Despite the lack of cell lysis, the compromised epidermal barrier and occasional presence of skin lesions in Krt1-null mice is reminiscent of epidermolytic hyperkeratosis (a disorder also known as bullous congenital ichthyosiform erythroderma), which arises in individuals who carry single, dominant-acting missense alleles in KRT1 or KRT10 (Omary et al., 2004). In addition, the authors draw parallels between the pro-inflammatory transcription profile observed in Krt1-null epidermis and that seen in atopic dermatitis (eczema) or psoriatic human skin, which both are characterized by a reduced expression of KRT1 and the concomitant upregulation of the wound-inducible keratins KRT6, KRT16 and KRT17 (Freedberg et al., 2001; Segre, 2006).

The study by Roth et al. in this issue adds significantly to a growing body of evidence highlighting a role in immunomodulation for select keratins in various epithelial contexts. In the simple epithelial lining of the mouse gut, for instance, loss of Krt8 causes hyperplasia and colitis with increased T-cell recruitment to the colon and upregulation of T-helper (Th) 2 cytokines (Habtezion et al., 2005).
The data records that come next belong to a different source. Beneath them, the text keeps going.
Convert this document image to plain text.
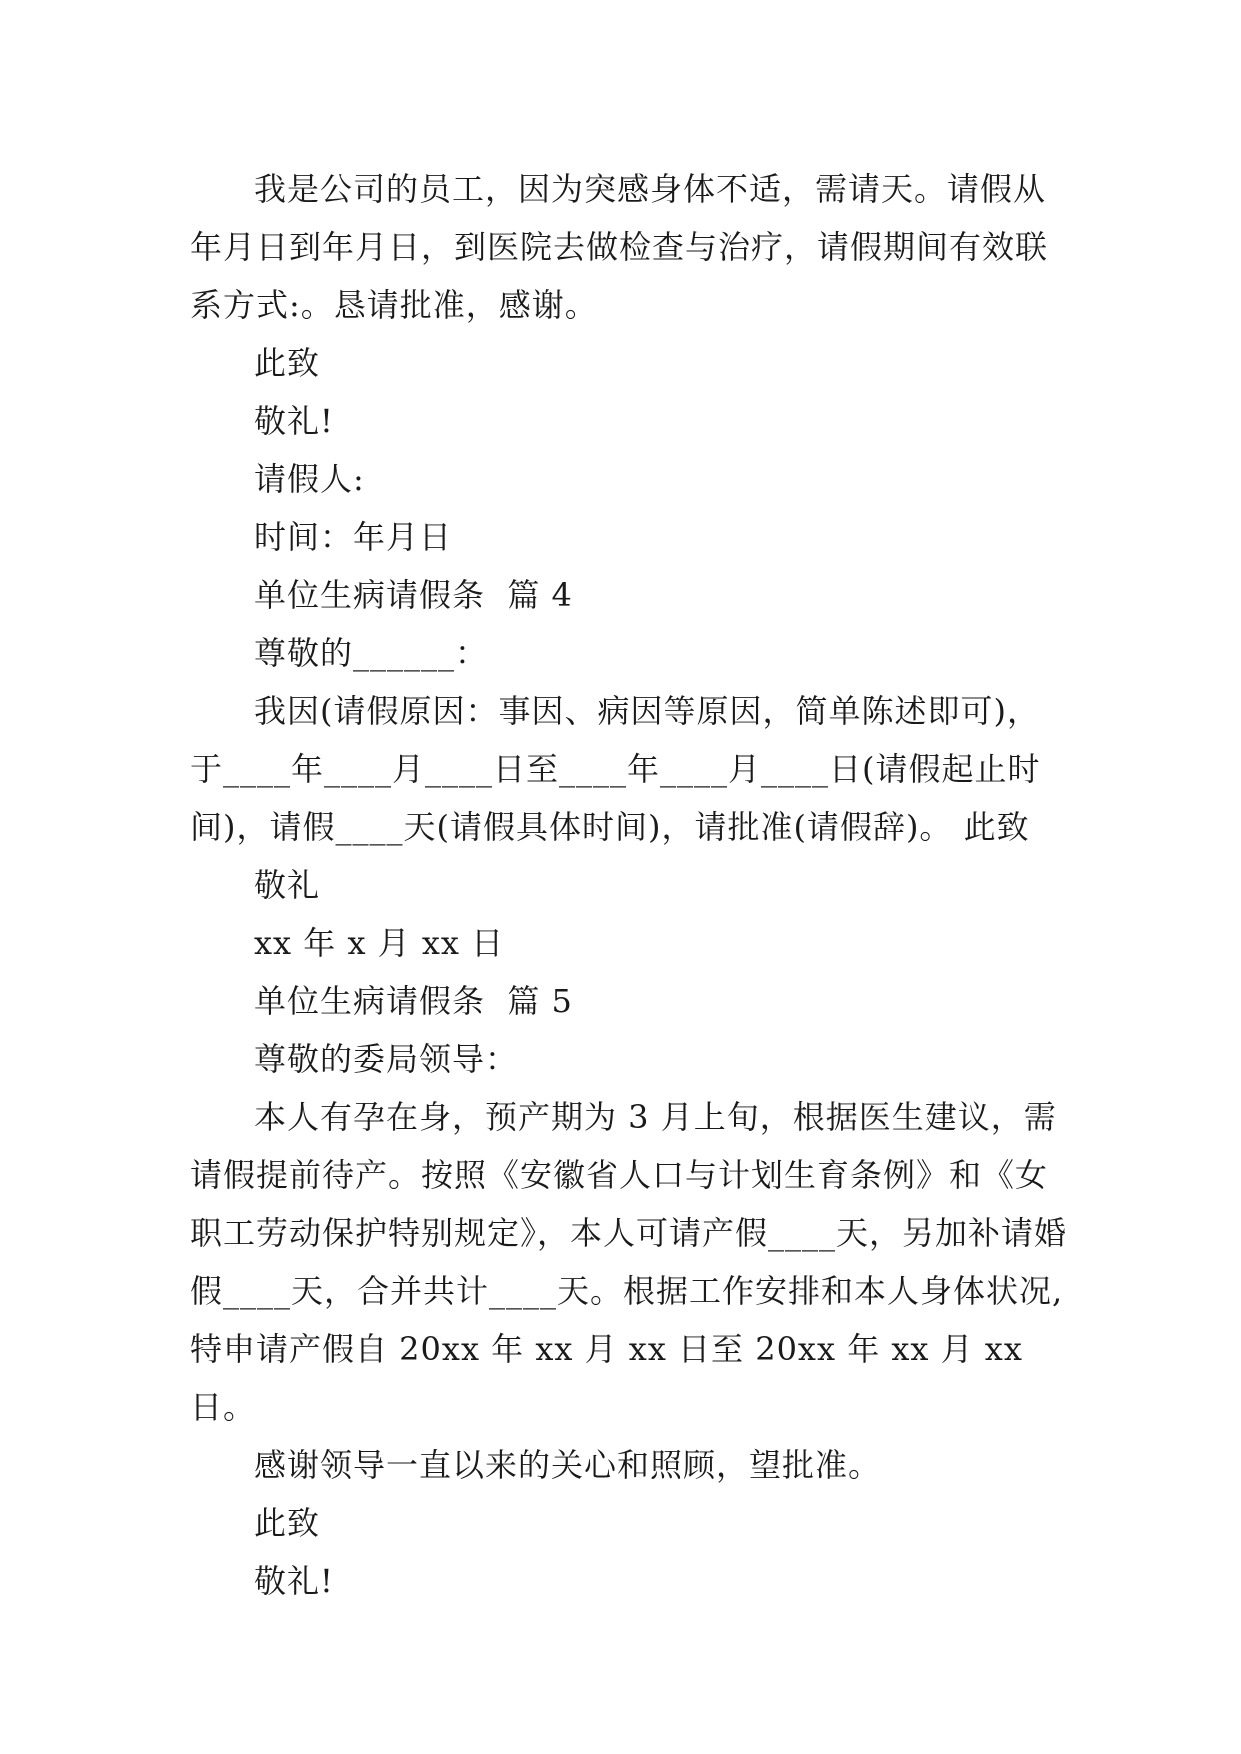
我是公司的员工，因为突感身体不适，需请天。请假从年月日到年月日，到医院去做检查与治疗，请假期间有效联系方式:。恳请批准，感谢。

此致

敬礼!

请假人:

时间：年月日

单位生病请假条  篇 4

尊敬的______：

我因(请假原因：事因、病因等原因，简单陈述即可)，于____年____月____日至____年____月____日(请假起止时间)，请假____天(请假具体时间)，请批准(请假辞)。 此致

敬礼

xx 年 x 月 xx 日

单位生病请假条  篇 5

尊敬的委局领导：

本人有孕在身，预产期为 3 月上旬，根据医生建议，需请假提前待产。按照《安徽省人口与计划生育条例》和《女职工劳动保护特别规定》，本人可请产假____天，另加补请婚假____天，合并共计____天。根据工作安排和本人身体状况,特申请产假自 20xx 年 xx 月 xx 日至 20xx 年 xx 月 xx 日。

感谢领导一直以来的关心和照顾，望批准。

此致

敬礼!
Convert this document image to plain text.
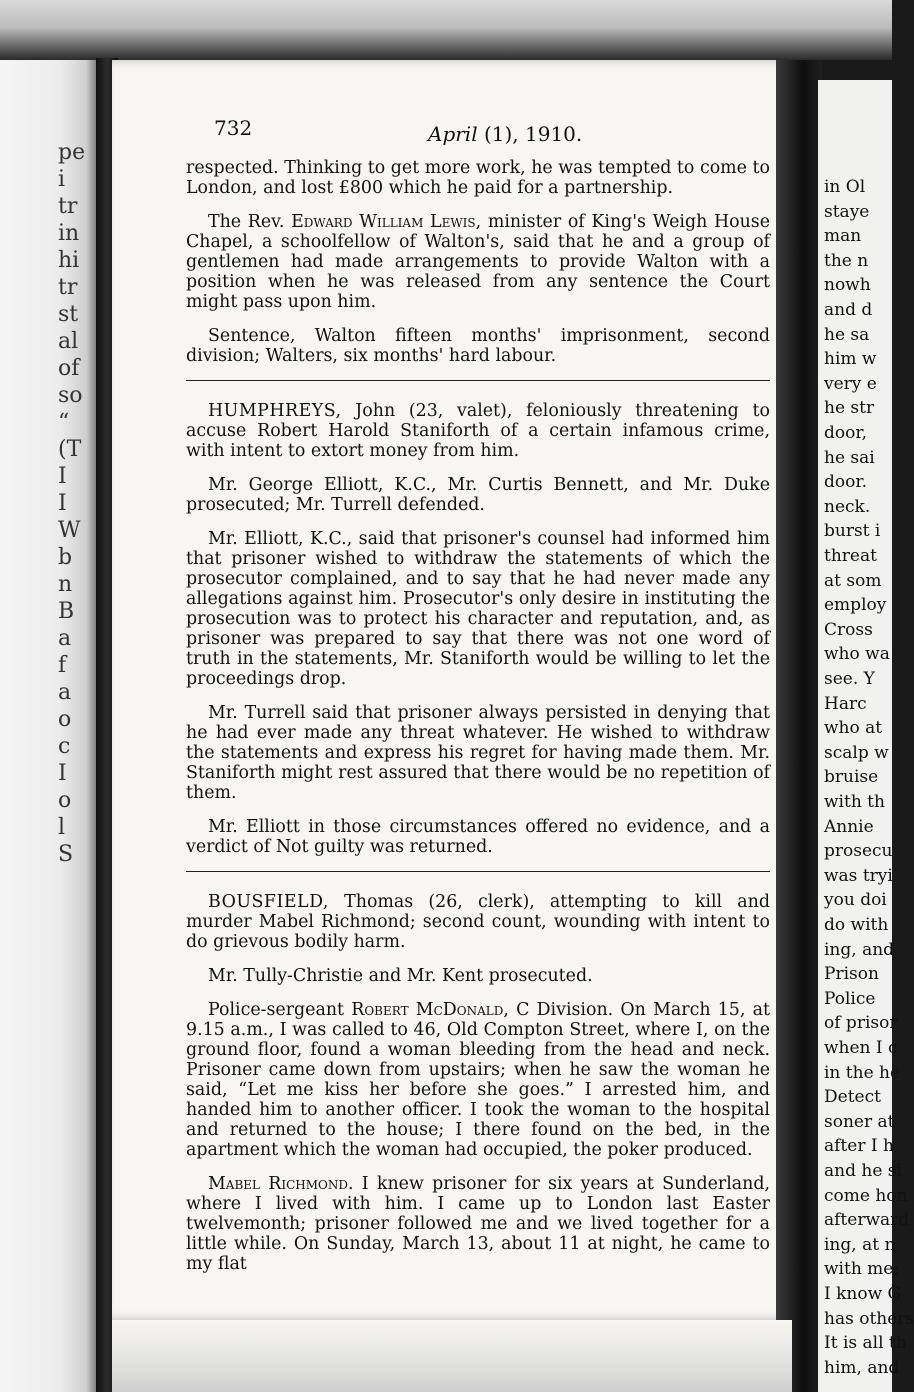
pe
i
tr
in
hi
tr
st
al
of
so
“
(T
I
I
W
b
n
B
a
f
a
o
c
I
o
l
S
in Ol
staye
man
the n
nowh
and d
he sa
him w
very e
he str
door,
he sai
door.
neck.
burst i
threat
at som
employ
Cross
who wa
see. Y
Harc
who at
scalp w
bruise
with th
Annie
prosecu
was tryi
you doi
do with
ing, and
Prison
Police
of prisor
when I c
in the he
Detect
soner at
after I h
and he si
come hon
afterward
ing, at n
with me;
I know G
has others
It is all th
him, and
732	April (1), 1910.

respected. Thinking to get more work, he was tempted to come to London, and lost £800 which he paid for a partnership.

The Rev. Edward William Lewis, minister of King's Weigh House Chapel, a schoolfellow of Walton's, said that he and a group of gentlemen had made arrangements to provide Walton with a position when he was released from any sentence the Court might pass upon him.

Sentence, Walton fifteen months' imprisonment, second division; Walters, six months' hard labour.

HUMPHREYS, John (23, valet), feloniously threatening to accuse Robert Harold Staniforth of a certain infamous crime, with intent to extort money from him.

Mr. George Elliott, K.C., Mr. Curtis Bennett, and Mr. Duke prosecuted; Mr. Turrell defended.

Mr. Elliott, K.C., said that prisoner's counsel had informed him that prisoner wished to withdraw the statements of which the prosecutor complained, and to say that he had never made any allegations against him. Prosecutor's only desire in instituting the prosecution was to protect his character and reputation, and, as prisoner was prepared to say that there was not one word of truth in the statements, Mr. Staniforth would be willing to let the proceedings drop.

Mr. Turrell said that prisoner always persisted in denying that he had ever made any threat whatever. He wished to withdraw the statements and express his regret for having made them. Mr. Staniforth might rest assured that there would be no repetition of them.

Mr. Elliott in those circumstances offered no evidence, and a verdict of Not guilty was returned.

BOUSFIELD, Thomas (26, clerk), attempting to kill and murder Mabel Richmond; second count, wounding with intent to do grievous bodily harm.

Mr. Tully-Christie and Mr. Kent prosecuted.

Police-sergeant Robert McDonald, C Division. On March 15, at 9.15 a.m., I was called to 46, Old Compton Street, where I, on the ground floor, found a woman bleeding from the head and neck. Prisoner came down from upstairs; when he saw the woman he said, “Let me kiss her before she goes.” I arrested him, and handed him to another officer. I took the woman to the hospital and returned to the house; I there found on the bed, in the apartment which the woman had occupied, the poker produced.

Mabel Richmond. I knew prisoner for six years at Sunderland, where I lived with him. I came up to London last Easter twelvemonth; prisoner followed me and we lived together for a little while. On Sunday, March 13, about 11 at night, he came to my flat
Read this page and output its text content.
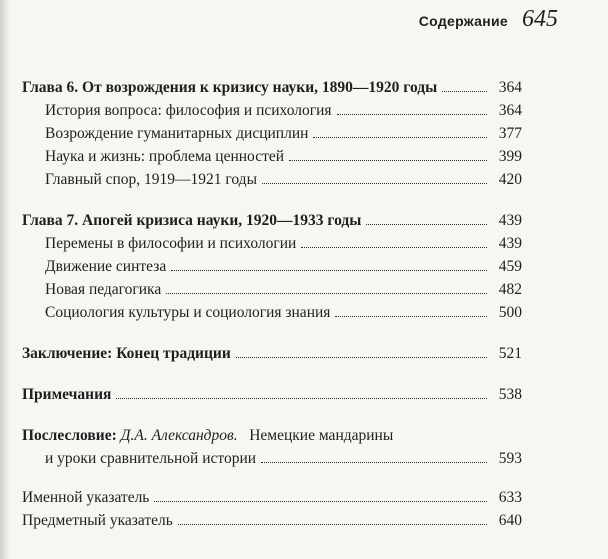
Содержание 645
Глава 6. От возрождения к кризису науки, 1890—1920 годы	364
История вопроса: философия и психология	364
Возрождение гуманитарных дисциплин	377
Наука и жизнь: проблема ценностей	399
Главный спор, 1919—1921 годы	420
Глава 7. Апогей кризиса науки, 1920—1933 годы	439
Перемены в философии и психологии	439
Движение синтеза	459
Новая педагогика	482
Социология культуры и социология знания	500
Заключение: Конец традиции	521
Примечания	538
Послесловие: Д.А. Александров. Немецкие мандарины
и уроки сравнительной истории	593
Именной указатель	633
Предметный указатель	640
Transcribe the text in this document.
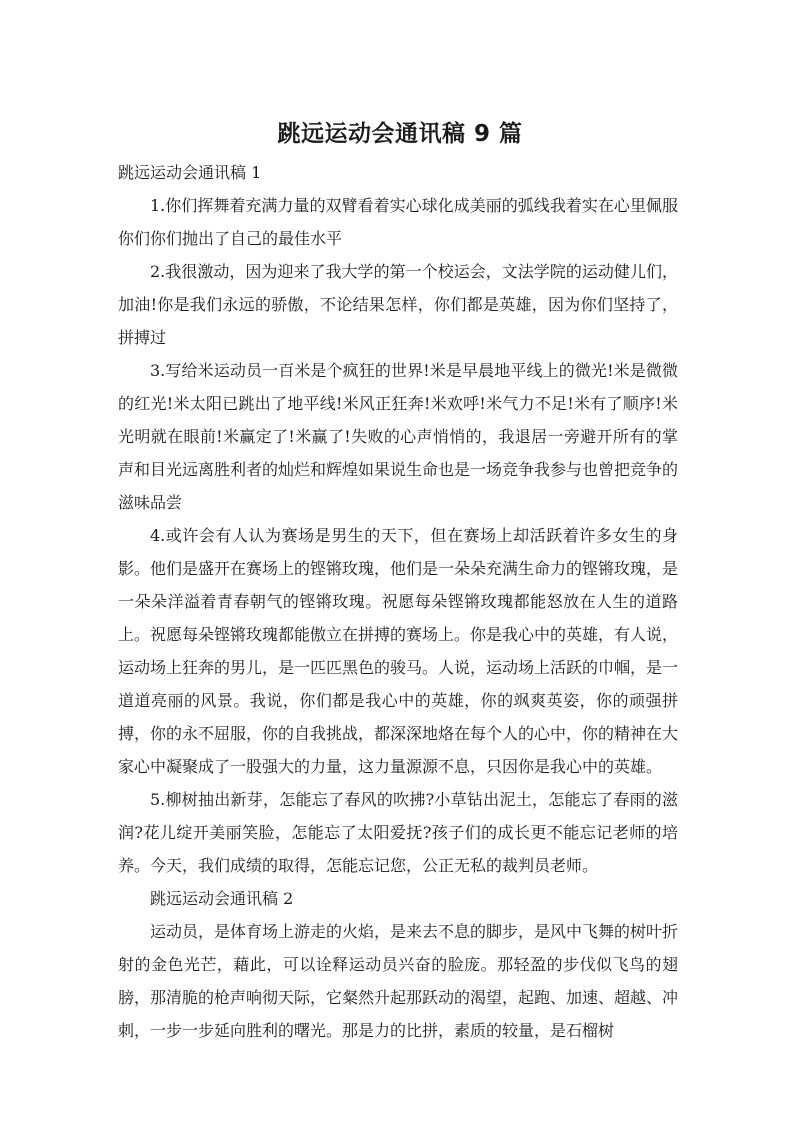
跳远运动会通讯稿 9 篇

跳远运动会通讯稿 1

1.你们挥舞着充满力量的双臂看着实心球化成美丽的弧线我着实在心里佩服你们你们抛出了自己的最佳水平

2.我很激动，因为迎来了我大学的第一个校运会，文法学院的运动健儿们，加油!你是我们永远的骄傲，不论结果怎样，你们都是英雄，因为你们坚持了，拼搏过

3.写给米运动员一百米是个疯狂的世界!米是早晨地平线上的微光!米是微微的红光!米太阳已跳出了地平线!米风正狂奔!米欢呼!米气力不足!米有了顺序!米光明就在眼前!米赢定了!米赢了!失败的心声悄悄的，我退居一旁避开所有的掌声和目光远离胜利者的灿烂和辉煌如果说生命也是一场竞争我参与也曾把竞争的滋味品尝

4.或许会有人认为赛场是男生的天下，但在赛场上却活跃着许多女生的身影。他们是盛开在赛场上的铿锵玫瑰，他们是一朵朵充满生命力的铿锵玫瑰，是一朵朵洋溢着青春朝气的铿锵玫瑰。祝愿每朵铿锵玫瑰都能怒放在人生的道路上。祝愿每朵铿锵玫瑰都能傲立在拼搏的赛场上。你是我心中的英雄，有人说，运动场上狂奔的男儿，是一匹匹黑色的骏马。人说，运动场上活跃的巾帼，是一道道亮丽的风景。我说，你们都是我心中的英雄，你的飒爽英姿，你的顽强拼搏，你的永不屈服，你的自我挑战，都深深地烙在每个人的心中，你的精神在大家心中凝聚成了一股强大的力量，这力量源源不息，只因你是我心中的英雄。

5.柳树抽出新芽，怎能忘了春风的吹拂?小草钻出泥土，怎能忘了春雨的滋润?花儿绽开美丽笑脸，怎能忘了太阳爱抚?孩子们的成长更不能忘记老师的培养。今天，我们成绩的取得，怎能忘记您，公正无私的裁判员老师。

跳远运动会通讯稿 2

运动员，是体育场上游走的火焰，是来去不息的脚步，是风中飞舞的树叶折射的金色光芒，藉此，可以诠释运动员兴奋的脸庞。那轻盈的步伐似飞鸟的翅膀，那清脆的枪声响彻天际，它粲然升起那跃动的渴望，起跑、加速、超越、冲刺，一步一步延向胜利的曙光。那是力的比拼，素质的较量，是石榴树
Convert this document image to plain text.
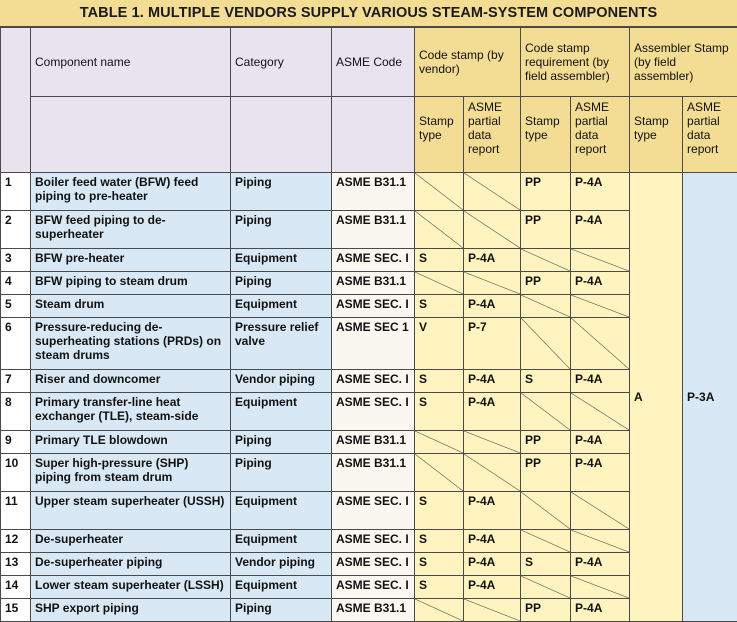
TABLE 1. MULTIPLE VENDORS SUPPLY VARIOUS STEAM-SYSTEM COMPONENTS
	Component name	Category	ASME Code	Code stamp (by vendor)		Code stamp requirement (by field assembler)		Assembler Stamp (by field assembler)	
				Stamp type	ASME partial data report	Stamp type	ASME partial data report	Stamp type	ASME partial data report
1	Boiler feed water (BFW) feed piping to pre-heater	Piping	ASME B31.1			PP	P-4A	A	P-3A
2	BFW feed piping to de-superheater	Piping	ASME B31.1			PP	P-4A		
3	BFW pre-heater	Equipment	ASME SEC. I	S	P-4A				
4	BFW piping to steam drum	Piping	ASME B31.1			PP	P-4A		
5	Steam drum	Equipment	ASME SEC. I	S	P-4A				
6	Pressure-reducing de-superheating stations (PRDs) on steam drums	Pressure relief valve	ASME SEC 1	V	P-7				
7	Riser and downcomer	Vendor piping	ASME SEC. I	S	P-4A	S	P-4A		
8	Primary transfer-line heat exchanger (TLE), steam-side	Equipment	ASME SEC. I	S	P-4A				
9	Primary TLE blowdown	Piping	ASME B31.1			PP	P-4A		
10	Super high-pressure (SHP) piping from steam drum	Piping	ASME B31.1			PP	P-4A		
11	Upper steam superheater (USSH)	Equipment	ASME SEC. I	S	P-4A				
12	De-superheater	Equipment	ASME SEC. I	S	P-4A				
13	De-superheater piping	Vendor piping	ASME SEC. I	S	P-4A	S	P-4A		
14	Lower steam superheater (LSSH)	Equipment	ASME SEC. I	S	P-4A				
15	SHP export piping	Piping	ASME B31.1			PP	P-4A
Targeted deletion of Krt5 in mouse leads to acute epidermal fragility along with massive, lethal skin blistering immediately after birth. This phenotype is remarkably similar to what occurs in epidermolysis bullosa simplex (EBS), a genetic disorder that results from function-abrogating mutations in either KRT5 or its partner KRT14 (Coulombe and Lee, 2012). Prior to birth, the skin of late-stage mouse Krt5-null embryos is mechanically sound in utero, but already shows elevated expression of the pro-inflammatory cytokines Il-6 and Il-1β (Lu et al., 2007) and Ccl2 and Ccl20, correlating with an increased density of antigen-presenting Langerhans dendritic cells in their epidermis (Roth et al., 2009). Coincidentally, individuals that suffer from EBS as a result of mutations at the KRT5 locus show an increased density of Langerhans cells in the epidermis, a phenomenon that is not seen in EBS cases that are associated with KRT14 mutations or in Krt14-null mice (Roth et al., 2009). Finally, the genetic loss of Krt17 results in a delay in the inception of basaloid tumors in Gli2 transgenic mouse skin, which correlates with reduced tumor keratinocyte proliferation and a global cytokine switch, from what should be a Th1- and/or Th17-dominated to a Th2-dominated immune profile, in skin tumors (DePianto et al., 2010) (Fig. 1). In particular, pro-inflammatory cytokines such as Cxcl5, Cxcl9 and Cxcl11, which are produced by and mitogenic for keratinocytes and are otherwise known to have a role in the pathogenesis of basal cell carcinoma in humans (Lo et al., 2010), exhibit a Krt17-dependent and keratinocyte-autonomous regulation in mouse skin keratinocytes (DePianto et al., 2010).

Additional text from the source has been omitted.